How long does immunity against COVID-19 last after vaccination? And how long after COVID-19?

To date, studies show that the immune response from the used vaccines remains strong for at least eight months. Of course, it's important to remember that COVID-19 vaccines began to be introduced largely only in December 2020, so data on their long-term effectiveness are still being collected, and it's likely that over time we'll see the effects last longer than is currently known.

What are the general and specific contraindications for vaccination?

Contraindications are specified in the summary of the product characteristics for each vaccine.

What is the relevance of vaccination of young people, children and athletes?
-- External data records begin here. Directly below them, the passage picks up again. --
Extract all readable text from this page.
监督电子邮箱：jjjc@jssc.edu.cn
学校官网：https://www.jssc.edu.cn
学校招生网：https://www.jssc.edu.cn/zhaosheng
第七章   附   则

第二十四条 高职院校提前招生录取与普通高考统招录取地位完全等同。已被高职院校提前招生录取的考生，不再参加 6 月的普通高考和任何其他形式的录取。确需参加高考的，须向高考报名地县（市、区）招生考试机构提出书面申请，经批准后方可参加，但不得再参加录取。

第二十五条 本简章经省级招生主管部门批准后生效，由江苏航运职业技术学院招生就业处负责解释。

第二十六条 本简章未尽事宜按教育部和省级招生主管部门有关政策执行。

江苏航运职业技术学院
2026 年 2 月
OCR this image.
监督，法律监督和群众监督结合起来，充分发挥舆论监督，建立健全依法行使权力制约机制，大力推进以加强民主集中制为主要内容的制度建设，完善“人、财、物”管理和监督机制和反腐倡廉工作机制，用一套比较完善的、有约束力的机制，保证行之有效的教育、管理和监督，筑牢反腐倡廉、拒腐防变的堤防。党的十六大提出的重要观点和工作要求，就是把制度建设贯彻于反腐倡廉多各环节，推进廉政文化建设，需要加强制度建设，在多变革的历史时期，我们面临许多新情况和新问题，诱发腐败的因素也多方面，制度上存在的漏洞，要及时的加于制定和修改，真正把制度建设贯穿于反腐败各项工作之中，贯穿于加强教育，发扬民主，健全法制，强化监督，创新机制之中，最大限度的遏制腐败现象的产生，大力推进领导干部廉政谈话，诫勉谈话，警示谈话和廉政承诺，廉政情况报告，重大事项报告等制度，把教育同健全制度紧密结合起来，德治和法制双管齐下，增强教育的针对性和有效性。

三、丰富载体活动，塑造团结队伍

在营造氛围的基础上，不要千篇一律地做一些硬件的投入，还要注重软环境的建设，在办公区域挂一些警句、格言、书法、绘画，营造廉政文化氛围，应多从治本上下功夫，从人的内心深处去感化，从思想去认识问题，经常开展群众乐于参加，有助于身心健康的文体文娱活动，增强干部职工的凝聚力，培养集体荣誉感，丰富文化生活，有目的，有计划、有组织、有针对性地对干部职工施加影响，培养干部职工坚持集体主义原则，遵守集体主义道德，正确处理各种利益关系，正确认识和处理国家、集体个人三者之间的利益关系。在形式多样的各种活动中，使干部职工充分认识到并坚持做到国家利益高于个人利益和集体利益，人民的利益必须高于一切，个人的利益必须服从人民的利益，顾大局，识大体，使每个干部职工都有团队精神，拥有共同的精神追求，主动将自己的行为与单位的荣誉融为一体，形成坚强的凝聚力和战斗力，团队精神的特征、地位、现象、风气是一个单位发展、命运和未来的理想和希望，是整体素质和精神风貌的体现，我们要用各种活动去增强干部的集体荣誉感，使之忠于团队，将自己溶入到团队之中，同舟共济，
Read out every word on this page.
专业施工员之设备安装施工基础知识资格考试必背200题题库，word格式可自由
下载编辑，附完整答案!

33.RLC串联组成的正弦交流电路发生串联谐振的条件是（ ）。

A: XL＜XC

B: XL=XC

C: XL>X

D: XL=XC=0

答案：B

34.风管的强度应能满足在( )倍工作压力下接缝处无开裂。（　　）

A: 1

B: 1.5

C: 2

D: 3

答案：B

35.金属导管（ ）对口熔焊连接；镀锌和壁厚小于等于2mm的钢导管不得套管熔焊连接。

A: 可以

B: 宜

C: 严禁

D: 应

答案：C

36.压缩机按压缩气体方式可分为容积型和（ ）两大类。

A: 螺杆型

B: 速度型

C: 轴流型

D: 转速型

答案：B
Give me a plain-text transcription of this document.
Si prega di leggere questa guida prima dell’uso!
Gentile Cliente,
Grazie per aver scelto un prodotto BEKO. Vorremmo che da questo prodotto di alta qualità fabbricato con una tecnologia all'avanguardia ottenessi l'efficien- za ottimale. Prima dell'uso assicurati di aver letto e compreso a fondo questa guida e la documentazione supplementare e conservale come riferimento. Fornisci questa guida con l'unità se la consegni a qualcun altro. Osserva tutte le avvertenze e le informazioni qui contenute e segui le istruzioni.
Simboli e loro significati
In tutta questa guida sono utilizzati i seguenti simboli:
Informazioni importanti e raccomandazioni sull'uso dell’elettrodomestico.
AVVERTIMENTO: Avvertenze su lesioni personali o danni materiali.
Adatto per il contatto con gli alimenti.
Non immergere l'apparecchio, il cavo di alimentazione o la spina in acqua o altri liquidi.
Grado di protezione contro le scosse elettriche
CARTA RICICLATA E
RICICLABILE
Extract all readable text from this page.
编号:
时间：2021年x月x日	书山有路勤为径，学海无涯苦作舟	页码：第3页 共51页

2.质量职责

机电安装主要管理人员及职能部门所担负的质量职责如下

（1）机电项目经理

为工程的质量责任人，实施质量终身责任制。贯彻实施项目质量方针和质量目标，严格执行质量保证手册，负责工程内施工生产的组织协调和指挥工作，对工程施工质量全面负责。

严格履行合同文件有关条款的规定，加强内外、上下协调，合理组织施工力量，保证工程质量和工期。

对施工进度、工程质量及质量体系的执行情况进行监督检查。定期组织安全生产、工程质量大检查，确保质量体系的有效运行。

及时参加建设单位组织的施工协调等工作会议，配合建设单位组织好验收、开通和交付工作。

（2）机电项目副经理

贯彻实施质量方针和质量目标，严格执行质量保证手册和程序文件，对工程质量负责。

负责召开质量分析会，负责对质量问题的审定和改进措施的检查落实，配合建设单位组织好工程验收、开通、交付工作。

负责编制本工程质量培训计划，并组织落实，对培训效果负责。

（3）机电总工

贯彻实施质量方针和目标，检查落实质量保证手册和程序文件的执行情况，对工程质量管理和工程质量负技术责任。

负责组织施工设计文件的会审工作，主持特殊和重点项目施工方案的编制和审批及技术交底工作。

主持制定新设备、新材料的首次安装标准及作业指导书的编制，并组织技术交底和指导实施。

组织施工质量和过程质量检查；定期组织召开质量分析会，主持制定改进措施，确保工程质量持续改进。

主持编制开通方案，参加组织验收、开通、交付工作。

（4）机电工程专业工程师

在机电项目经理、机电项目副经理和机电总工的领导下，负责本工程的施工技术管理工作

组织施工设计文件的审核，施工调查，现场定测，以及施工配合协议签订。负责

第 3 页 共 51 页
Young people and children in general carry mild forms of COVID-19. In some cases, unfortunately, they can have severe forms of the disease. However, in all cases, children remain active carriers and contribute to the spread of the disease. If they are vaccinated, they can be protected and protect those, who live in their community.

Which vaccine is better and produces more antibodies for a longer period?

All approved vaccines provide protection against serious forms of the disease and have a comparable safety profile. Any available vaccine is good.

Thus, antibody tests can help scientists and public health experts better understand the epidemiology of people and populations at higher risk of contracting COVID-19.

Although immune correlations of protection are not yet fully understood, the evidence indicates that the production of antibodies after infection likely gives some degree of immunity from subsequent infection for at least 6 months.

However, it is also unknown to what extent the new viral variants of concern may affect immunity to subsequent infection.